The Best Games of 2015

6. Life Is Strange

I’d quite like to live in Arcadia Bay. I mean sure, someone is going around abducting people, the local college is a horror of vindictive social politics, and the town is going to be destroyed by a tornado in a matter of days. But isn’t the Two Whales diner just delightful? The breakfasts, the booths, the jukebox. I’d love to sit in a quiet corner and
watch the town go by, ideally with a cup of coffee, black as Kyle Maclachlan’s hair.

This, I think, is Life Is Strange’s greatest accomplishment. Its teenage time-travel drama takes place within a strikingly believable location populated by human and empathetic characters. It may prostrate itself in front of the Twin Peaks altar a little too enthusiastically, while its dialogue can induce the odd wince due to its sentimentality and bizarre jargon (although one could argue that both are hallmarks of adolescence).

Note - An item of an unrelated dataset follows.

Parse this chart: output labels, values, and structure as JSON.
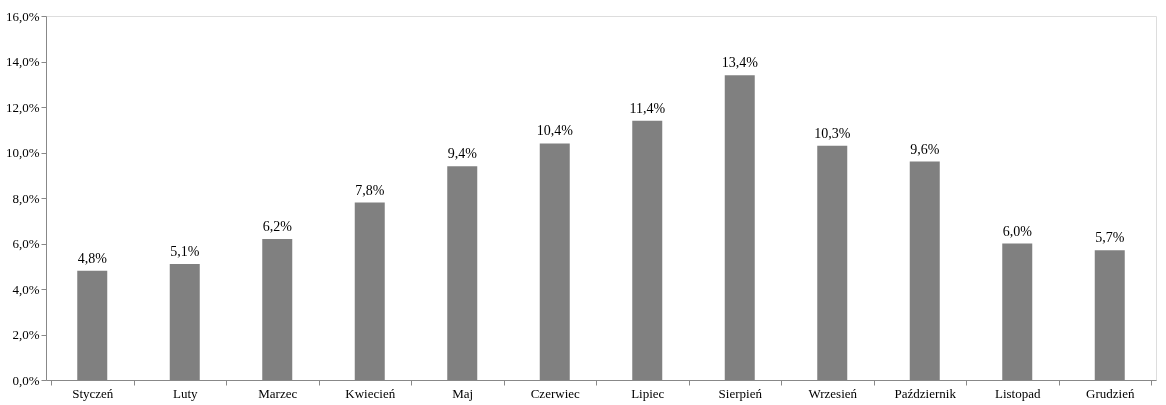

But it remains a remarkably absorbing tale, and its exploration of the bond between protagonist Max and her rebellious friend Chloe is both touching and heartbreaking in equal measure. It’s a shame the final episode is a bit of a stuttering mess, because the lead-up to that point is far better crafted.

The Best Games of 2015

5. Pillars of Eternity

Honestly, I struggle to believe that Pillars of Eternity was released this year. March feels like such a long time ago, and so much has happened since. Perhaps it has something to do with this game’s essential nature too. Pillars of Eternity is a throwback to the classic RPGs of BioWare, Baldur’s Gate and Icewind Dale, subtly and cleverly updated to appeal to both established and newer audiences. It's a game crafted with a love of the past, and acknowledgement of the future.

It also has plenty going for it; a rich, inviting world that blends hand-painted backgrounds with more modern lighting and shading techniques, a completely unique RPG system that streamlines various traditional mechanics but nevertheless creates deep, tactical fantasy combat. A grand fantasy story with a complex, adaptable dialogue system. But what really made it for me were the characters who accompanied you on your adventure, the fierce priest Durance, the sonorous, affable Chanter Kana, the wonderfully juxtaposed dual personality of Aloth. It's a splendid adventure, and it's wonderful to see Obsidian finally reach their potential free from any particular license.

The Best Games of 2015

4. Grow Home

Grow Home is a truly singular experience, a boundlessly cheerful and optimistic game quite literally about reaching for the stars. It centres around a happy little robot called BUD, and his mission to retrieve the seeds of the Star Plant by encouraging it to grow to a stratospheric height. But what the game is really about is the ascending of the plant's enormous, looping stalk.

Climbing is frequently represented in games, but rarely explored in much detail. It's usually viewed as a means to an end rather than an end in itself. But Grow Home zooms in on the notion of ascent, emphasising every metre of height gained and how that brings you closer to your goal.

The act of climbing is conveyed through the left and right triggers of the pad/buttons of the mouse, and is complemented by BUD’s brilliant procedural animations. As you ascend higher and higher, your surroundings gradually shift. The curvature of the planet becomes visible below, and snow dusts the magical floating islands that surround and support the Star Plant. As you approach your final destination, the air thins revealing the blackness of space and the stars that inhabit it.

It’s a simple premise executed brilliantly, and can be completed in a single evening. If you haven't played it yet, you should do so, right now. I guarantee it will be one of the best evenings of gaming you’ll ever have.